Without a vaccine or treatment, measures to prevent the spread of the virus are key, and frequent hand washing with soap and water is one of the most important measures to take care of your health.
The list of public utilities establishing a moratorium on service shutoffs is increasing, and about 90 cities and 57 million people in the U.S. will be protected from losing service during the ongoing pandemic. Nonprofit Food and Water Watch (FWW) called last week for a country-wide moratorium with service restoration for every household disconnected for lack of payment: ‘This crisis demands federal action to ensure every household in this country has access to safe water and can wash their hands. Universal access to clean and affordable water is a public health necessity and should be a national priority’. According to FWW, so far seven states ─ Wisconsin, New York, Connecticut, New Jersey, Pennsylvania, Illinois and Louisiana ─ have mandated a halt to service shutoffs.
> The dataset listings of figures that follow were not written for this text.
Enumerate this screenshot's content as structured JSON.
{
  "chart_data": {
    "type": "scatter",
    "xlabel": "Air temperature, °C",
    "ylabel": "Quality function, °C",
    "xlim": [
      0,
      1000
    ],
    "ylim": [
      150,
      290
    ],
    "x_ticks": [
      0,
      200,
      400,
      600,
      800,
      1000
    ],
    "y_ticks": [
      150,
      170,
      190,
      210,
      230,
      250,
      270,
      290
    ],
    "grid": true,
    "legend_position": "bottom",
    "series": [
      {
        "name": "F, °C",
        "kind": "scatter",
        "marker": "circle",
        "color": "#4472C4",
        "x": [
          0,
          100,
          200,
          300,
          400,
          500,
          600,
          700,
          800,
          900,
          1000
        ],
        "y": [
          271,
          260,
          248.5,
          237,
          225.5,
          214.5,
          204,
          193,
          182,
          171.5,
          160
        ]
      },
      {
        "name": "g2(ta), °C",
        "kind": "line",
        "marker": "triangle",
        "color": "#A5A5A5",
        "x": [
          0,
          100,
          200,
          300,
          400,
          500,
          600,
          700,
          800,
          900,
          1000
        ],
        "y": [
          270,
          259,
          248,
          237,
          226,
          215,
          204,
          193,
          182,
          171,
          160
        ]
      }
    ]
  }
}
Detroit was the first city to announce the suspension of water service disconnections last week, covering the cost of restoring service for the first 30 days. Water service restorations have been slow to implement in this city but should pick up this week.
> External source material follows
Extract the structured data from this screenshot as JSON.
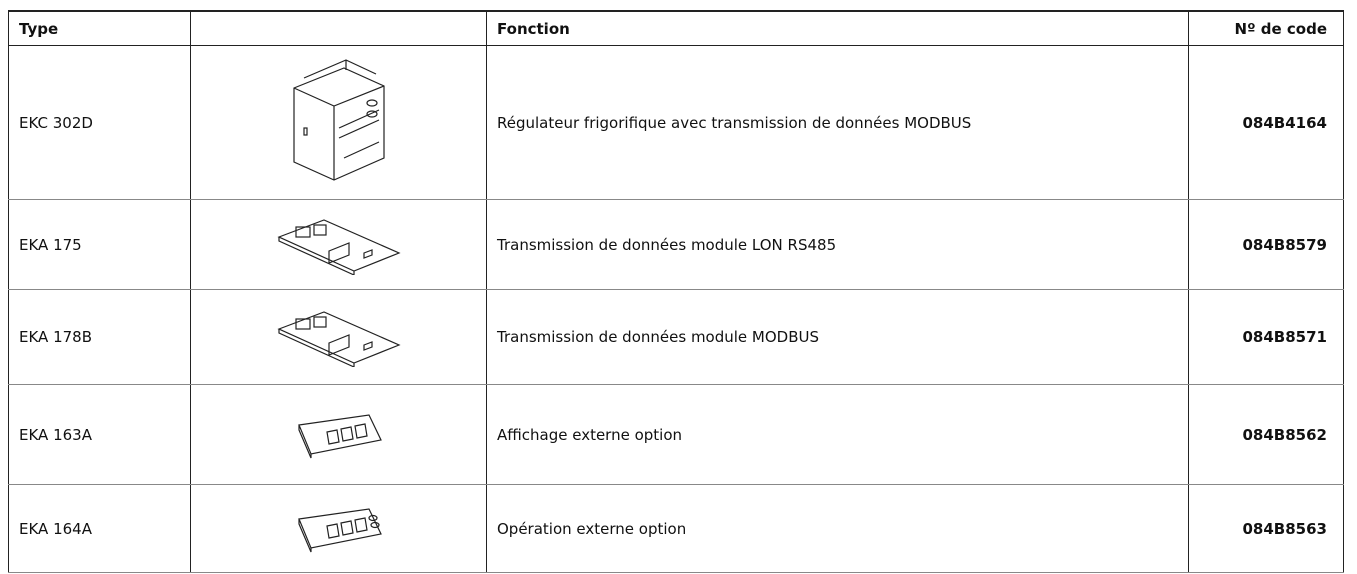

Some private water companies providing services to about 15% of US residents have halted shutoffs. Meanwhile, one out of five water departments have said they would reconnect homes that currently have no running water, while the rest will halt new shutoffs.
As the worst public health crisis in modern history unfolds, hundreds of thousands of impoverished people across the U.S. could continue without running water. Congresswoman for Michigan Brenda Lawrence has said ‘Suspending water shutoffs is the right thing to do, but reconnecting every household in the country is essential during this emergency in which handwashing is a primary measure to stop the spread’.
With no national figures available, it is uncertain how many homes in the U.S. have no running water. 2016 data from FWW indicates as much as one in every 20 homes were disconnected in that year by public water departments for failing to pay their bills, affecting an estimated 15 million people.